Chicharito looking to end goal drought against United States

PASADENA, Calif. -- Javier "Chicharito" Hernandez has scored in two World Cups, the Champions League, La Liga, Premier League and, most recent, the Bundesliga. But the most prominent and recognized Mexican player of his generation has never put the ball into the back of the net against El Tri's great rival the United States.

Indeed, aside from the 2011 Gold Cup final, Hernandez has never been on the winning side against the States. Since that match, Mexico hasn't scored a goal in the 270 minutes Hernandez has been on the field against the U.S.

That stretch encompasses the 1-0 August 2012 loss at the Estadio Azteca, the 0-0 draw in the same stadium in qualifying in March 2013 and the "dos a cero" loss in Columbus, Ohio, the following September.

The 27-year-old Bayer Leverkusen striker will seek to break his dismal spell against the United States in Saturday's CONCACAF Cup at the Rose Bowl, the winner of which earns a place at the 2017 Confederations Cup in Russia.

Not that Hernandez seems too concerned with his barren run against the U.S.

"For me, [playing the U.S.] is like playing against any team in the world," he said Friday. "For me, it is a very special moment to represent my country, so if I play a friendly match, a Gold Cup or even the World Cup, I'm very blessed to represent my country."

Javier Hernandez has not been part of a winning Mexico team against the United States since the 2011 Gold Cup final.

On Saturday, Hernandez is likely to be asked to play in an unfamiliar wide position, at least if reports are to be believed and Mexico interim coach Ricardo "Tuca" Ferretti plays three players up front.

As a youth, Hernandez featured on the right wing at Chivas but is far-better known for his predatory instincts inside the penalty area, which have moved him to within five goals of Jared Borgetti as Mexico's all-time leading scorer.

The former Manchester United man isn't at all worried that playing in a front three with Raul Jimenez and Oribe Peralta -- who are also predominantly central strikers -- without any game time to experiment will pose a problem for either him or his Mexico side.

The Mexico crowd will be out in full force at the Rose Bowl on Saturday.

"Whoever I play alongside, I will be happy and thankful," Hernandez said. "And this about understanding or not understanding, if we all want to play for Mexico, we all have to understand each other 100 percent."

Since the last game he played against the United States in 2013, with Mexico jumping from one calamity to another during World Cup qualifying, much has changed for Hernandez.

Back then, he was enduring a torrid time at Manchester United under manager David Moyes and was starved for minutes.
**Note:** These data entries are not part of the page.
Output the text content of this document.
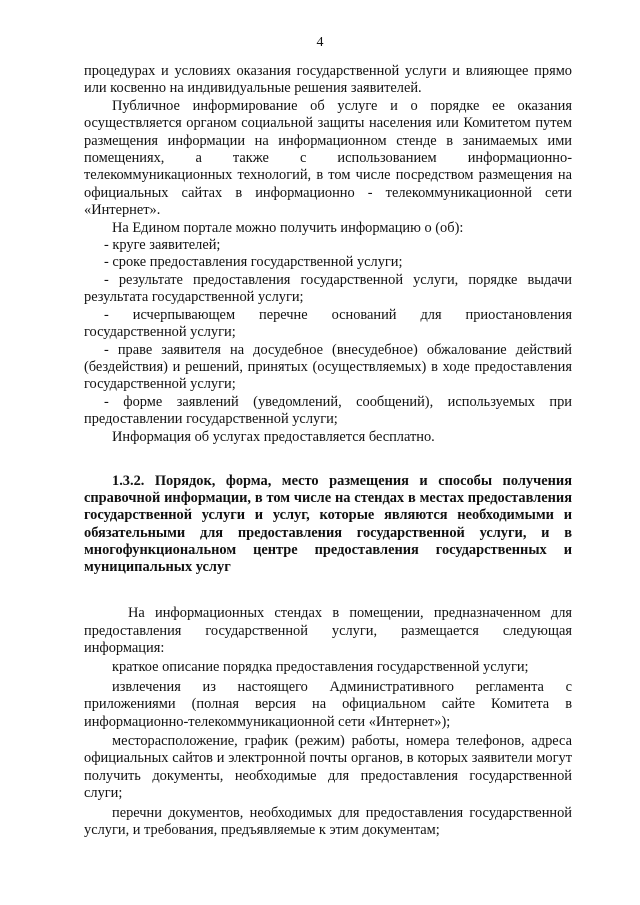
4

процедурах и условиях оказания государственной услуги и влияющее прямо или косвенно на индивидуальные решения заявителей.

Публичное информирование об услуге и о порядке ее оказания осуществляется органом социальной защиты населения или Комитетом путем размещения информации на информационном стенде в занимаемых ими помещениях, а также с использованием информационно-телекоммуникационных технологий, в том числе посредством размещения на официальных сайтах в информационно - телекоммуникационной сети «Интернет».

На Едином портале можно получить информацию о (об):

- круге заявителей;

- сроке предоставления государственной услуги;

- результате предоставления государственной услуги, порядке выдачи результата государственной услуги;

- исчерпывающем перечне оснований для приостановления государственной услуги;

- праве заявителя на досудебное (внесудебное) обжалование действий (бездействия) и решений, принятых (осуществляемых) в ходе предоставления государственной услуги;

- форме заявлений (уведомлений, сообщений), используемых при предоставлении государственной услуги;

Информация об услугах предоставляется бесплатно.

1.3.2. Порядок, форма, место размещения и способы получения справочной информации, в том числе на стендах в местах предоставления государственной услуги и услуг, которые являются необходимыми и обязательными для предоставления государственной услуги, и в многофункциональном центре предоставления государственных и муниципальных услуг

На информационных стендах в помещении, предназначенном для предоставления государственной услуги, размещается следующая информация:

краткое описание порядка предоставления государственной услуги;

извлечения из настоящего Административного регламента с приложениями (полная версия на официальном сайте Комитета в информационно-телекоммуникационной сети «Интернет»);

месторасположение, график (режим) работы, номера телефонов, адреса официальных сайтов и электронной почты органов, в которых заявители могут получить документы, необходимые для предоставления государственной слуги;

перечни документов, необходимых для предоставления государственной услуги, и требования, предъявляемые к этим документам;
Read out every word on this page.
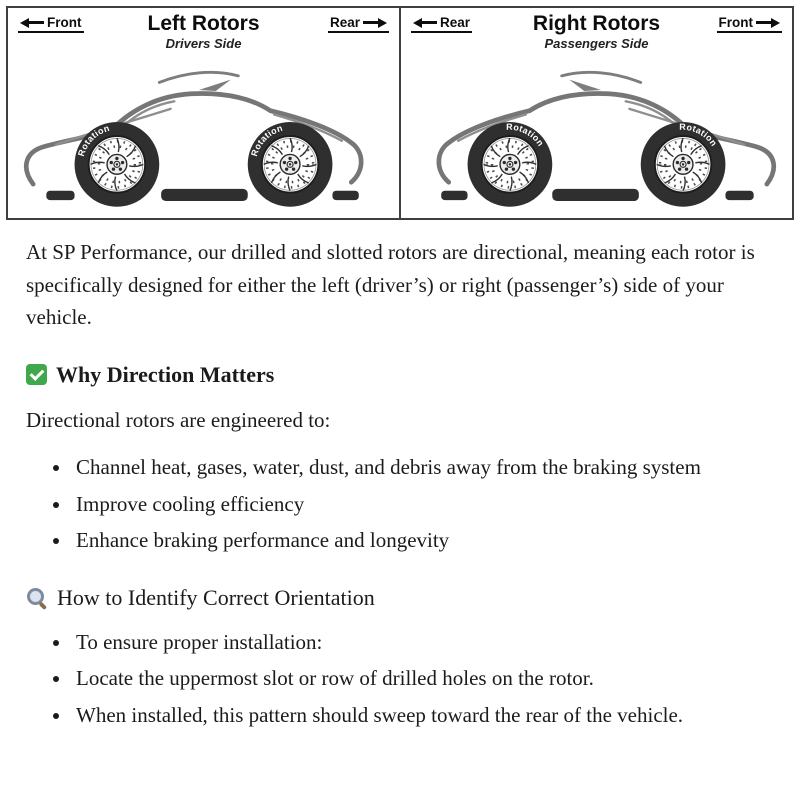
Front	Left Rotors
Drivers Side
Rear
Rotation
Rotation
Rear	Right Rotors
Passengers Side
Front
Rotation
Rotation

At SP Performance, our drilled and slotted rotors are directional, meaning each rotor is specifically designed for either the left (driver’s) or right (passenger’s) side of your vehicle.

Why Direction Matters

Directional rotors are engineered to:

• Channel heat, gases, water, dust, and debris away from the braking system
• Improve cooling efficiency
• Enhance braking performance and longevity
How to Identify Correct Orientation
• To ensure proper installation:
• Locate the uppermost slot or row of drilled holes on the rotor.
• When installed, this pattern should sweep toward the rear of the vehicle.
A stint at Real Madrid and a move to Leverkusen have passed by in the meantime and the signs are finally there that Hernandez is finding some stability in his club career and getting regular minutes.

Heading back to Germany next week with a key goal in the bag against the United States would be another sign that Mexico's most popular player is back on the right track.

"Like I always say, the most important game of my life is the one I am going to play," he said. "For me, this is going to be the most important game because I am blessed and fortunate to be able to be in this position."

Those words ring true for Saturday, especially for a player the majority of the pro-Mexico crowd will be hoping can send them home happy with at least one goal.